Jurnalis : Ardelia Artanti
Unsulbar News. Majene — Kejaksaan tinggi (Kejati) Sulawesi Barat (Sulbar) terus mengusut kasus dugaan tindak pidana korupsi di Universitas Sulawesi Barat (Unsulbar).
Dugaan korupsi yaitu pengadaan alat laboratorium dan indikasi adanya mark up yang merugikan uang negara hingga miliaran rupiah.
Menanggapi dugaan tersebut, Rektor Unsulbar Prof Muhammad Abdy MSi PhD menyerahkan permasalahan ini kepada Kejati Sulbar untuk diusut lebih lanjut.
“Karena sudah masuk ranah hukum, jadi kita serahkan sepenuhnya pada proses hukum,” ujarnya saat diwawancarai Unsulbar News, Senin (3/7/2023) siang.
“Namun kita tetap mengedepankan asas praduga tak bersalah,” lanjutnya.
Prof Abdy yang dilantik April lalu itu saat diwawancara tidak bisa berkomentar banyak.

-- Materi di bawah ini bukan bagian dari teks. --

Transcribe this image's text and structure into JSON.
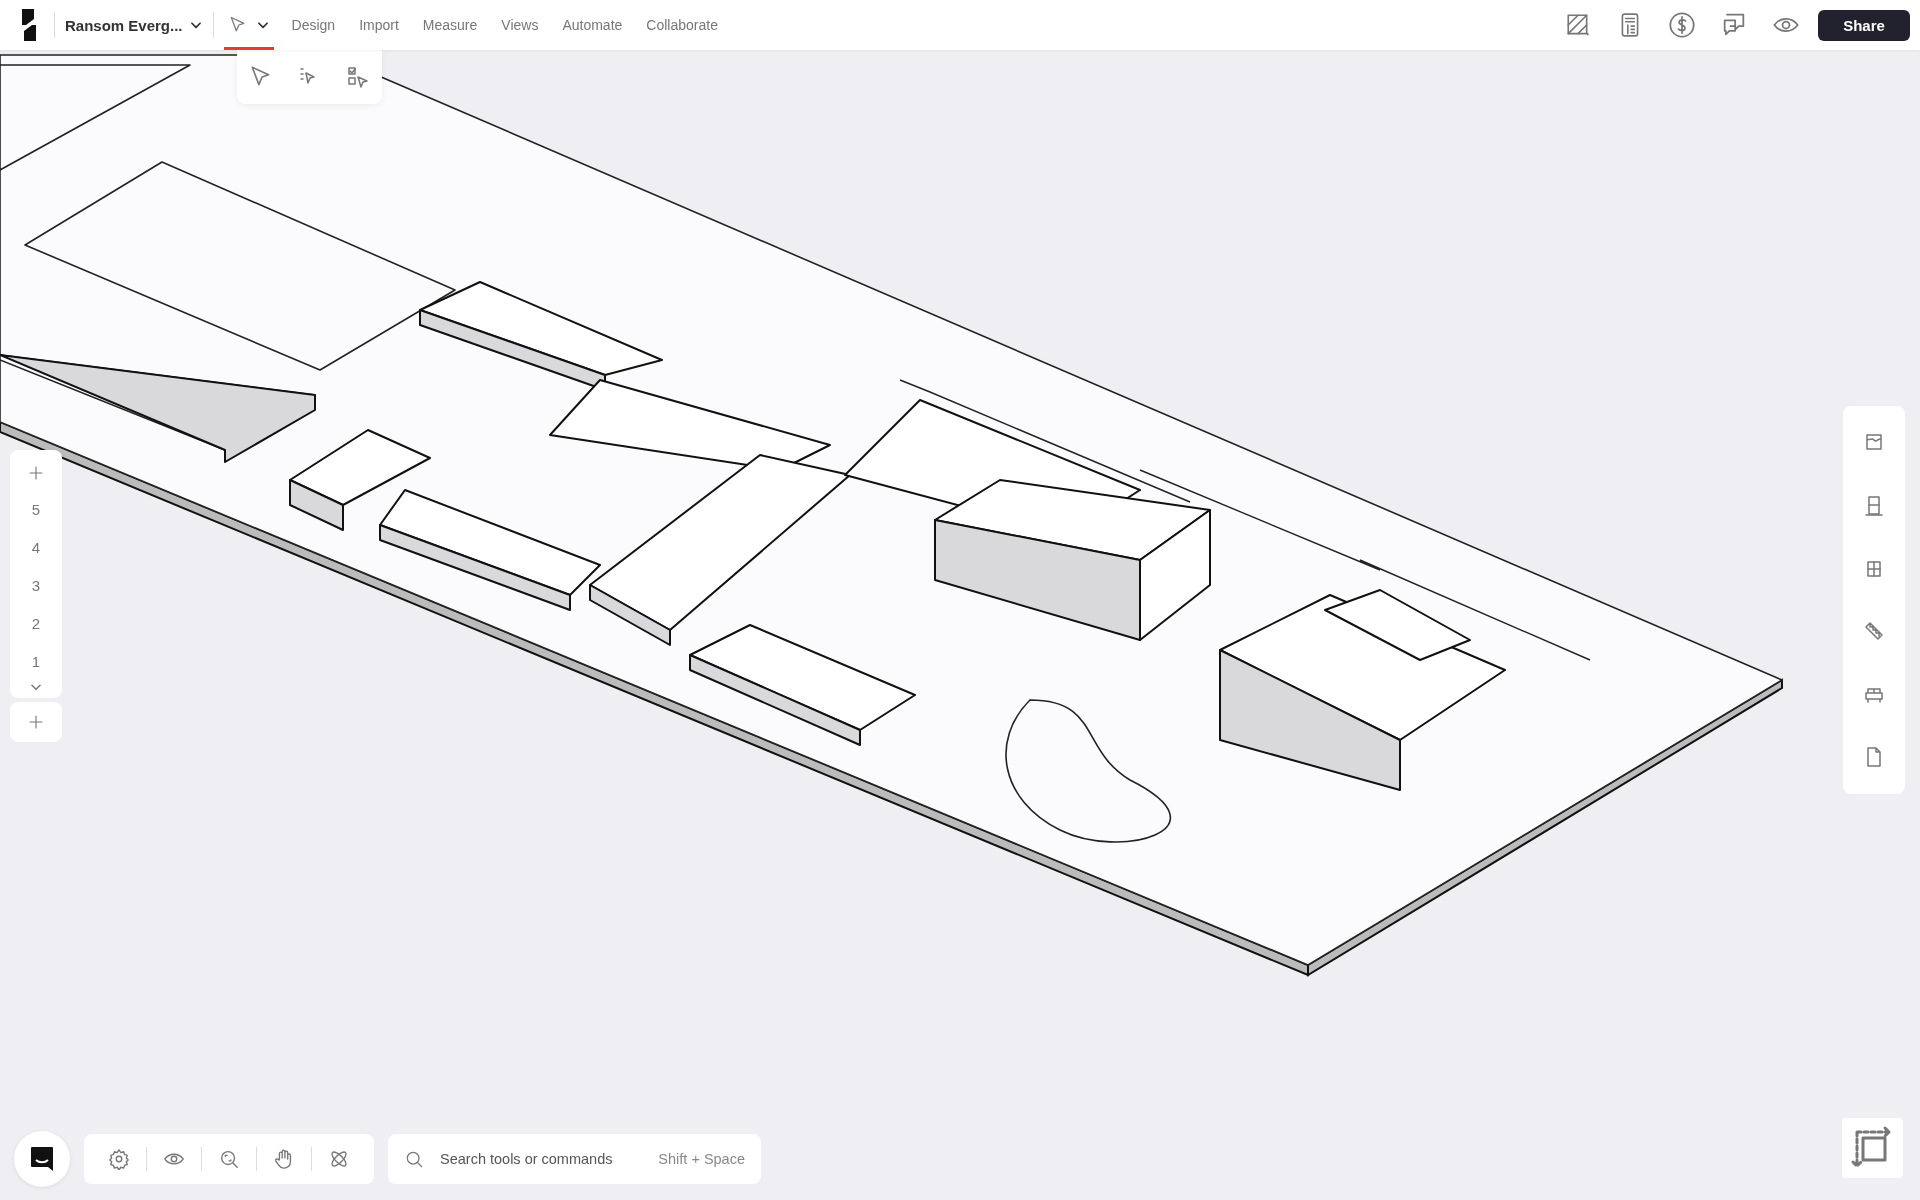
{
  "project": {
    "name": "Ransom Everg..."
  },
  "select_tool": {
    "active": true
  },
  "menu": [
    "Design",
    "Import",
    "Measure",
    "Views",
    "Automate",
    "Collaborate"
  ],
  "share_button": "Share",
  "levels": {
    "items": [
      "5",
      "4",
      "3",
      "2",
      "1"
    ]
  },
  "search": {
    "placeholder": "Search tools or commands",
    "shortcut": "Shift + Space"
  },
  "selection_menu": [
    {
      "kind": "pointer"
    },
    {
      "kind": "ordered"
    },
    {
      "kind": "multi"
    }
  ]
}
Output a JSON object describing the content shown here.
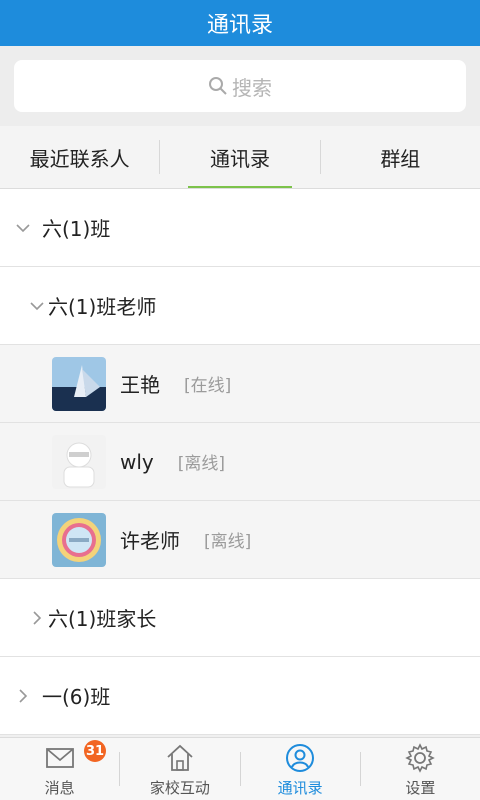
{
  "header": {
    "title": "通讯录"
  },
  "search": {
    "placeholder": "搜索"
  },
  "tabs": [
    {
      "label": "最近联系人",
      "active": false
    },
    {
      "label": "通讯录",
      "active": true
    },
    {
      "label": "群组",
      "active": false
    }
  ],
  "groups": {
    "class_6_1": {
      "label": "六(1)班",
      "expanded": true
    },
    "teachers": {
      "label": "六(1)班老师",
      "expanded": true
    },
    "parents": {
      "label": "六(1)班家长",
      "expanded": false
    },
    "class_1_6": {
      "label": "一(6)班",
      "expanded": false
    }
  },
  "contacts": [
    {
      "name": "王艳",
      "status": "[在线]"
    },
    {
      "name": "wly",
      "status": "[离线]"
    },
    {
      "name": "许老师",
      "status": "[离线]"
    }
  ],
  "nav": {
    "items": [
      {
        "label": "消息",
        "icon": "mail-icon",
        "badge": "31"
      },
      {
        "label": "家校互动",
        "icon": "home-icon"
      },
      {
        "label": "通讯录",
        "icon": "contacts-icon",
        "active": true
      },
      {
        "label": "设置",
        "icon": "gear-icon"
      }
    ]
  },
  "colors": {
    "header": "#1e8cdc",
    "tab_underline": "#7cc24a",
    "badge": "#f26522"
  }
}
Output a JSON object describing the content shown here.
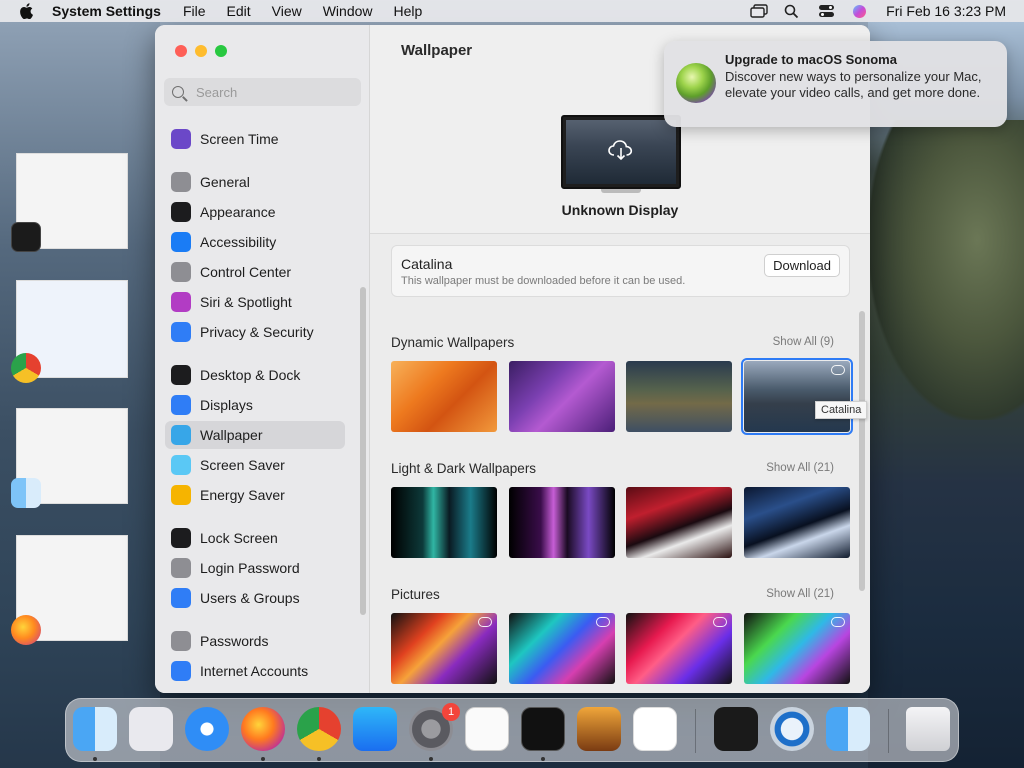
{
  "menubar": {
    "app_name": "System Settings",
    "items": [
      "File",
      "Edit",
      "View",
      "Window",
      "Help"
    ],
    "datetime": "Fri Feb 16  3:23 PM"
  },
  "window": {
    "search_placeholder": "Search",
    "sidebar": [
      {
        "label": "Screen Time",
        "icon": "hourglass-icon",
        "color": "#6b48c8"
      },
      {
        "label": "General",
        "icon": "gear-icon",
        "color": "#8e8e93"
      },
      {
        "label": "Appearance",
        "icon": "appearance-icon",
        "color": "#1c1c1e"
      },
      {
        "label": "Accessibility",
        "icon": "accessibility-icon",
        "color": "#1a7cf5"
      },
      {
        "label": "Control Center",
        "icon": "control-center-icon",
        "color": "#8e8e93"
      },
      {
        "label": "Siri & Spotlight",
        "icon": "siri-icon",
        "color": "#b23cc4"
      },
      {
        "label": "Privacy & Security",
        "icon": "hand-icon",
        "color": "#2f7df6"
      },
      {
        "label": "Desktop & Dock",
        "icon": "desktop-icon",
        "color": "#1c1c1e"
      },
      {
        "label": "Displays",
        "icon": "sun-icon",
        "color": "#2f7df6"
      },
      {
        "label": "Wallpaper",
        "icon": "flower-icon",
        "color": "#37a6e8",
        "active": true
      },
      {
        "label": "Screen Saver",
        "icon": "screen-saver-icon",
        "color": "#5ac8f5"
      },
      {
        "label": "Energy Saver",
        "icon": "battery-icon",
        "color": "#f6b400"
      },
      {
        "label": "Lock Screen",
        "icon": "lock-icon",
        "color": "#1c1c1e"
      },
      {
        "label": "Login Password",
        "icon": "lock-icon",
        "color": "#8e8e93"
      },
      {
        "label": "Users & Groups",
        "icon": "users-icon",
        "color": "#2f7df6"
      },
      {
        "label": "Passwords",
        "icon": "key-icon",
        "color": "#8e8e93"
      },
      {
        "label": "Internet Accounts",
        "icon": "at-icon",
        "color": "#2f7df6"
      }
    ],
    "title": "Wallpaper",
    "display_name": "Unknown Display",
    "current": {
      "name": "Catalina",
      "description": "This wallpaper must be downloaded before it can be used.",
      "download_label": "Download"
    },
    "sections": [
      {
        "title": "Dynamic Wallpapers",
        "show_all": "Show All (9)"
      },
      {
        "title": "Light & Dark Wallpapers",
        "show_all": "Show All (21)"
      },
      {
        "title": "Pictures",
        "show_all": "Show All (21)"
      }
    ],
    "tooltip": "Catalina"
  },
  "notification": {
    "title": "Upgrade to macOS Sonoma",
    "body": "Discover new ways to personalize your Mac, elevate your video calls, and get more done."
  },
  "dock": {
    "apps": [
      "Finder",
      "Launchpad",
      "Safari",
      "Firefox",
      "Chrome",
      "App Store",
      "System Settings",
      "TextEdit",
      "Terminal",
      "GarageBand",
      "Visual Studio Code",
      "Voice Memos",
      "QuickTime",
      "Finder",
      "Trash"
    ],
    "settings_badge": "1"
  }
}
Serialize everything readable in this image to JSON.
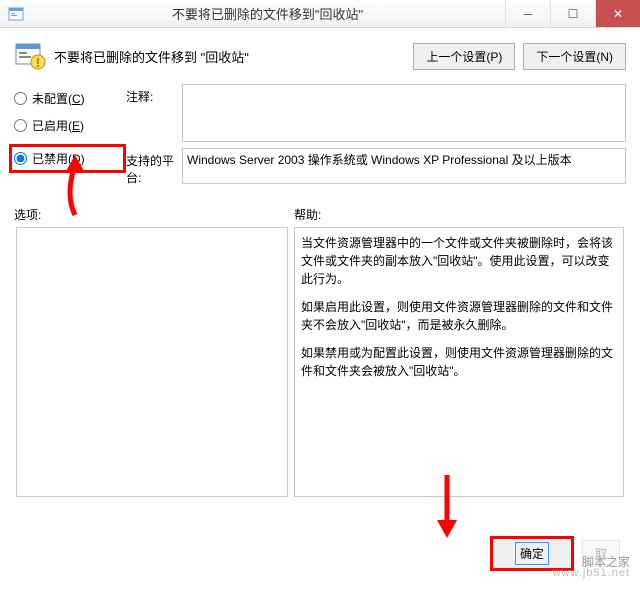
{
  "window": {
    "title": "不要将已删除的文件移到\"回收站\""
  },
  "header": {
    "title": "不要将已删除的文件移到 \"回收站\"",
    "prev_btn": "上一个设置(P)",
    "next_btn": "下一个设置(N)"
  },
  "radios": {
    "not_configured": "未配置(C)",
    "enabled": "已启用(E)",
    "disabled": "已禁用(D)"
  },
  "fields": {
    "comment_label": "注释:",
    "comment_value": "",
    "platform_label": "支持的平台:",
    "platform_value": "Windows Server 2003 操作系统或 Windows XP Professional 及以上版本"
  },
  "lower": {
    "options_label": "选项:",
    "help_label": "帮助:",
    "options_content": "",
    "help_p1": "当文件资源管理器中的一个文件或文件夹被删除时，会将该文件或文件夹的副本放入\"回收站\"。使用此设置，可以改变此行为。",
    "help_p2": "如果启用此设置，则使用文件资源管理器删除的文件和文件夹不会放入\"回收站\"，而是被永久删除。",
    "help_p3": "如果禁用或为配置此设置，则使用文件资源管理器删除的文件和文件夹会被放入\"回收站\"。"
  },
  "footer": {
    "ok": "确定",
    "cancel": "取"
  },
  "watermark": {
    "text": "脚本之家",
    "url": "www.jb51.net"
  }
}
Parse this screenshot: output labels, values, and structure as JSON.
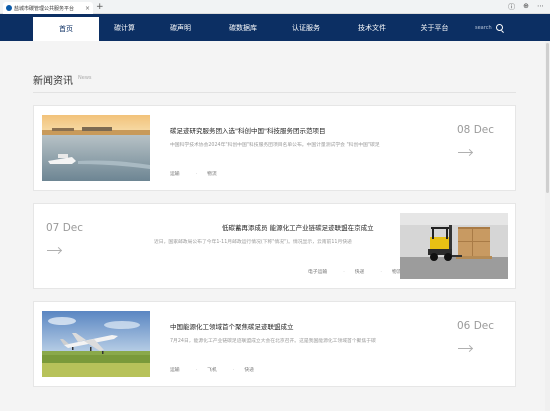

Alasannya kasus dugaan korupsi terjadi sebelum ia menjabat sebagai rektor.
Informasi sebelumnya, Kejati telah meningkatkan tahapan dari penyelidikan ke penyidikan dugaan tindak pidana korupsi pengadaan alat laboratorium terpadu Unsulbar.
Pihak terkait telah memeriksa 54 saksi diantaranya pihak Rektorat Unsulbar, PPK, Pihak fakultas, Tim Pokja, Peserta Lelang, pelaksana pekerjaan, vendor, distributor-distributor alat laboratorium.
“Saksi diperiksa 54 orang, dari pihak Rektorat Unsulbar, PPK, Pihak fakultas, Tim Pokja, Peserta Lelang, pelaksana pekerjaan, vendor, dan distributor-distributor alat Lab serta pihak yang terkait,” kata Kasi Penkum Kejati Sulbar Amiruddin, dikutip dari Tribun-Sulbar.com, Senin (3/7).
Dari hasil pemeriksaan oleh penyidik ini kemudian ditemukan indikasi awal andanya pemufakatan jahat dalam pengadaan barang. Selain itu ada juga indikasi mark up sehingga diduga merugikan keuangan negara hingga milyaran rupiah.